What stops the book being an ad for Ive (or Apple) is the simple facts – his career contains as many misfires as anybody else’s. There’s no doubt he’s a great designer, but Ive is no King Midas any more than Jobs was. We tend to think the latter dreamed up the iPhone, Apple Mac and iPad in his sleep and Ive waved a magic wand to make them so reality.
Instead, the product classes that made the company often came from other executives or developers. Some of the tools Jobs and Ive bought to the market (the G4 Cube, Apple Newton, 20th Anniversary Mac) were duds, and Jony Ive doesn’t gloss over them.

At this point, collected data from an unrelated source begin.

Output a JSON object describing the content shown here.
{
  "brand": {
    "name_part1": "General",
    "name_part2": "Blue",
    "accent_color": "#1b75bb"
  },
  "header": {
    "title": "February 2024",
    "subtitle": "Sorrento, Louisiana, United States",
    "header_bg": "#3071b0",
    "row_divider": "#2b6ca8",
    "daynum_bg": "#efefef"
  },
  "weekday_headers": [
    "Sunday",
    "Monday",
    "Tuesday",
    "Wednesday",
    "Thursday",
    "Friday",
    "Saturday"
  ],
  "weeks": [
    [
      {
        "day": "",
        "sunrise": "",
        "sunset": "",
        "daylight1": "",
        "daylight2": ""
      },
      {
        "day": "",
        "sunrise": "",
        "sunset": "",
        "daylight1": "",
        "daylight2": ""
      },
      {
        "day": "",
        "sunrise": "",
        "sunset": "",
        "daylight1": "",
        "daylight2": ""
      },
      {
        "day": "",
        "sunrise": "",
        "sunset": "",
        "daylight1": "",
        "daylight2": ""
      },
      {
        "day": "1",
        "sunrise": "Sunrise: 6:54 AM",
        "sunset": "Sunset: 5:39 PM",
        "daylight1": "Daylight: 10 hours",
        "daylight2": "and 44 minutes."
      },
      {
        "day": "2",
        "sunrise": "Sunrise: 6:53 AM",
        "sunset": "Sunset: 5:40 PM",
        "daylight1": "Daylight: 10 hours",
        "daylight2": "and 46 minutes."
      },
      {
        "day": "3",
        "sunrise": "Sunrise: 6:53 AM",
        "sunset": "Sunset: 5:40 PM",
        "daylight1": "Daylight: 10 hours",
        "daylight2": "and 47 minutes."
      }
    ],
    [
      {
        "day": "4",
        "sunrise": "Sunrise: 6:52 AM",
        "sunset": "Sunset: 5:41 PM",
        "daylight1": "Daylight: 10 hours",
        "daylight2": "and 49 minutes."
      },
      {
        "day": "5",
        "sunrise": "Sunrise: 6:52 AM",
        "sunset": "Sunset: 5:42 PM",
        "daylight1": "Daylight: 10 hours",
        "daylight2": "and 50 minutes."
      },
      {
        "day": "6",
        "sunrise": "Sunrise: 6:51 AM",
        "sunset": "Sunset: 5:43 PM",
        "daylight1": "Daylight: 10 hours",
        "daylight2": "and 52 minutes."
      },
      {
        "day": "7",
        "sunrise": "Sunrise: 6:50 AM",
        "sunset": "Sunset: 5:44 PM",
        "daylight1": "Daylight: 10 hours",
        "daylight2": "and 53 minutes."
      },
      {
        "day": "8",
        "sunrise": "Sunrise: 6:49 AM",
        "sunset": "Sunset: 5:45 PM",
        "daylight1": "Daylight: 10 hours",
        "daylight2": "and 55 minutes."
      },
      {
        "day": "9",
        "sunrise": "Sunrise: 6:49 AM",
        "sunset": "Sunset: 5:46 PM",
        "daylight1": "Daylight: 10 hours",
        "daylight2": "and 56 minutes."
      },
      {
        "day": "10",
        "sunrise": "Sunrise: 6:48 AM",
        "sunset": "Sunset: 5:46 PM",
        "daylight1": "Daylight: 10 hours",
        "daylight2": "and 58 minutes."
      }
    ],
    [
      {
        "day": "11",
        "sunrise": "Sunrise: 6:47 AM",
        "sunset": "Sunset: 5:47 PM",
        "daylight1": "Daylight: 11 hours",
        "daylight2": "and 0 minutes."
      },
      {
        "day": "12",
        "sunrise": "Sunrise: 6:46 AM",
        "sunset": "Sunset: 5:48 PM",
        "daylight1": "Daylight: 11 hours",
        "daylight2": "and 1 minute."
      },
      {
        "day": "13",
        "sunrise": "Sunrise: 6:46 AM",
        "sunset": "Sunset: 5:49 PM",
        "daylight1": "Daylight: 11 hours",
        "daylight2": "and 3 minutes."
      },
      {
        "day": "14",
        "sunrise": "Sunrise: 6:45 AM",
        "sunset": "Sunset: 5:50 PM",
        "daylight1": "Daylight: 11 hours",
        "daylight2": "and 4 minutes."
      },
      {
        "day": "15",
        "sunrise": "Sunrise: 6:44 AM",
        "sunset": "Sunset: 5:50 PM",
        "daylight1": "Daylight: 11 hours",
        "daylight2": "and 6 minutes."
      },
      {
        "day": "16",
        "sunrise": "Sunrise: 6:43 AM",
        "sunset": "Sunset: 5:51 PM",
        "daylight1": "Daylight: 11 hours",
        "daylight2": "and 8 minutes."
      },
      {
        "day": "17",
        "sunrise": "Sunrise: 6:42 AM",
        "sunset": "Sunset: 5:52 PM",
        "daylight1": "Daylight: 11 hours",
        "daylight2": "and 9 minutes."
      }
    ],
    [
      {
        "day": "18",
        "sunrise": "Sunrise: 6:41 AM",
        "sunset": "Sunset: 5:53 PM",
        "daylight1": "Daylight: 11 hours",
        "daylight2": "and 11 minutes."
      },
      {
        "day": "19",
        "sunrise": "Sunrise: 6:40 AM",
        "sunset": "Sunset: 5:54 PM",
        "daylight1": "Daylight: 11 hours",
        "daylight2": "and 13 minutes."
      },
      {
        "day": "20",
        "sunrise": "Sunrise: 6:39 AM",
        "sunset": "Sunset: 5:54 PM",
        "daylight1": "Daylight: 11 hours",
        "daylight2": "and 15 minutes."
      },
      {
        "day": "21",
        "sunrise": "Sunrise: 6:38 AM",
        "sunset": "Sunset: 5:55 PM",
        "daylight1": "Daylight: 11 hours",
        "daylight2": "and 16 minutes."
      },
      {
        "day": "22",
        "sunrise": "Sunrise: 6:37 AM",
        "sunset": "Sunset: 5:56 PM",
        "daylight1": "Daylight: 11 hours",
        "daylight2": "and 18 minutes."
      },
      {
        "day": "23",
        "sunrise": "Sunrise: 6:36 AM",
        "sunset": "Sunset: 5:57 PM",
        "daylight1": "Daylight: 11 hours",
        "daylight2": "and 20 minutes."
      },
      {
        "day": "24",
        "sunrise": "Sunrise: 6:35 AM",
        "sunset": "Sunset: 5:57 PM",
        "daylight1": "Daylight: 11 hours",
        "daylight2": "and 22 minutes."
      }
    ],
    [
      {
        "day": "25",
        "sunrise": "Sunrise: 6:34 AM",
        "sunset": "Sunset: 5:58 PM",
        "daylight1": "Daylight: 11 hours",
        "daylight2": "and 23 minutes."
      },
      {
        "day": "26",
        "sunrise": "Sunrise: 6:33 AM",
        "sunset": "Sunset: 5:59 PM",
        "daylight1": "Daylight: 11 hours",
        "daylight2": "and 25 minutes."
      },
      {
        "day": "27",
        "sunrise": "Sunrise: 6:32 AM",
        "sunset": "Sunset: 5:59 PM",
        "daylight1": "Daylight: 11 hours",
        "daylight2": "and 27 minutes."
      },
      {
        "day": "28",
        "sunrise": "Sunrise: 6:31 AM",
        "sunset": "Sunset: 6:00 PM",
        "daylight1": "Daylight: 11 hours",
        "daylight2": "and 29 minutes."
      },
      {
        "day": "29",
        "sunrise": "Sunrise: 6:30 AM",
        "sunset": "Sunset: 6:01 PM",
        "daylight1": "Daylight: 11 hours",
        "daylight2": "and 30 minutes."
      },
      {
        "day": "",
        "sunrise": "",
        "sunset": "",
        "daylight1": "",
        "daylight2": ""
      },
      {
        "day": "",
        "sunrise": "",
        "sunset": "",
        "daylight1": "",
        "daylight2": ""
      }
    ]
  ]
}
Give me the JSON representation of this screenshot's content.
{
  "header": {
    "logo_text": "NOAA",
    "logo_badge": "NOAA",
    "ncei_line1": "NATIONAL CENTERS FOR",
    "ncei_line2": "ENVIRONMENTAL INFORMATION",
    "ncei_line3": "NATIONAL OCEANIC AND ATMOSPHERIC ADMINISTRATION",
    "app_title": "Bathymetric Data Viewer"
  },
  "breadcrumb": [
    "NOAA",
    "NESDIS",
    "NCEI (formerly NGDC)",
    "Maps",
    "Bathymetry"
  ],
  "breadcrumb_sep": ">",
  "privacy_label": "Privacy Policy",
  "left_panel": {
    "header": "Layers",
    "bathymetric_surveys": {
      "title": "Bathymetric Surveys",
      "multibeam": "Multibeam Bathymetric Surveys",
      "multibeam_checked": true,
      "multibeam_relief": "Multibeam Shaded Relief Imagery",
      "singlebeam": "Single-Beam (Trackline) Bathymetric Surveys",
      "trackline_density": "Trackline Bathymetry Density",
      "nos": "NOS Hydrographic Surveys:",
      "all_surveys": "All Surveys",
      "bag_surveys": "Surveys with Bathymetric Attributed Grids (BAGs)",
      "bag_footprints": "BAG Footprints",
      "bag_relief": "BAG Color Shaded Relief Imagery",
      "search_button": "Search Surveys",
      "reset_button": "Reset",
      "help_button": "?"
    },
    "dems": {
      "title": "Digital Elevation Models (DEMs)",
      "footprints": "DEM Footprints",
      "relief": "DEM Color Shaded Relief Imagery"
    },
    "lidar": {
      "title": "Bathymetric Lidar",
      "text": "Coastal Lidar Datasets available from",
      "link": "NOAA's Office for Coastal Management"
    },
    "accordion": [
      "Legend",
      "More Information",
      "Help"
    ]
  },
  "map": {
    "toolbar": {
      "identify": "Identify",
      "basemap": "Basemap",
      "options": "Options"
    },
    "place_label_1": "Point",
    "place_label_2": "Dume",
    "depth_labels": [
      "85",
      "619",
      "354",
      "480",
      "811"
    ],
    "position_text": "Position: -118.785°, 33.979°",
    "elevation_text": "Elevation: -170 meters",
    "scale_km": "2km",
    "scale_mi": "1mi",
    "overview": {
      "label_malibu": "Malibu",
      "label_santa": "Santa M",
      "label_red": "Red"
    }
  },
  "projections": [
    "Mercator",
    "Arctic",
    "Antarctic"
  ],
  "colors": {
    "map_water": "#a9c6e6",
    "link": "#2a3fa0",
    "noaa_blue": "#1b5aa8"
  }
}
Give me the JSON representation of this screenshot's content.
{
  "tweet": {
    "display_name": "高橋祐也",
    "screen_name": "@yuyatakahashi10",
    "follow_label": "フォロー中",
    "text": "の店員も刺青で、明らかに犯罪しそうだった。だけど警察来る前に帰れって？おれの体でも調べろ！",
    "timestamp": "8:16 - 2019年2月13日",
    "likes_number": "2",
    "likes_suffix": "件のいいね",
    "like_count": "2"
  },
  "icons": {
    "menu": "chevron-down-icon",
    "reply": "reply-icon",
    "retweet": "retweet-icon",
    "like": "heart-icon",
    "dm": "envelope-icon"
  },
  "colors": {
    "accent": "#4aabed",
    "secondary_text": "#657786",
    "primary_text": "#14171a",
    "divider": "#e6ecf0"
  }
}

The roughly chronological account talks about Ive’s upbringing and education at one of the UK’s most prestigious design colleges at a time when the national focus was shifting to design as a manufacturing principle.
Ive would become the most visible of a new breed of product designers that would change the world. He and Apple partly led the charge of making computers and electronics more user friendly and attractive, and the aesthetic the company created set the tone for the rest of the industry.
The book talks about how Ive and his contemporaries led us out of the ‘beige box’ era by straddling a unique gulf in the still-developing personal computer field, where designers occupied one side of the fence and engineers the other.
For much of the early PC era, the managements of IBM, Dell and other manufacturers put more stock in engineers and told designers to work around them. If we had to choose only one action by Jobs that created the world we live in today, it was in reversing the equation. He put Ive and his team front and centre at Apple where they remain to this day, prototyping the iconic designs we all know and telling the engineers to work with them instead of the other way around.
Kaheny has collected a huge body of research from articles and interviews, and even though comment from the man himself on his successes and failures would have added a lot, it feels pretty comprehensive. In talking about Ive’s career, Jony Ive also contains an interesting history of design in the electronics and computer eras. If that’s also your cup of tea, you’ll get even more out of it.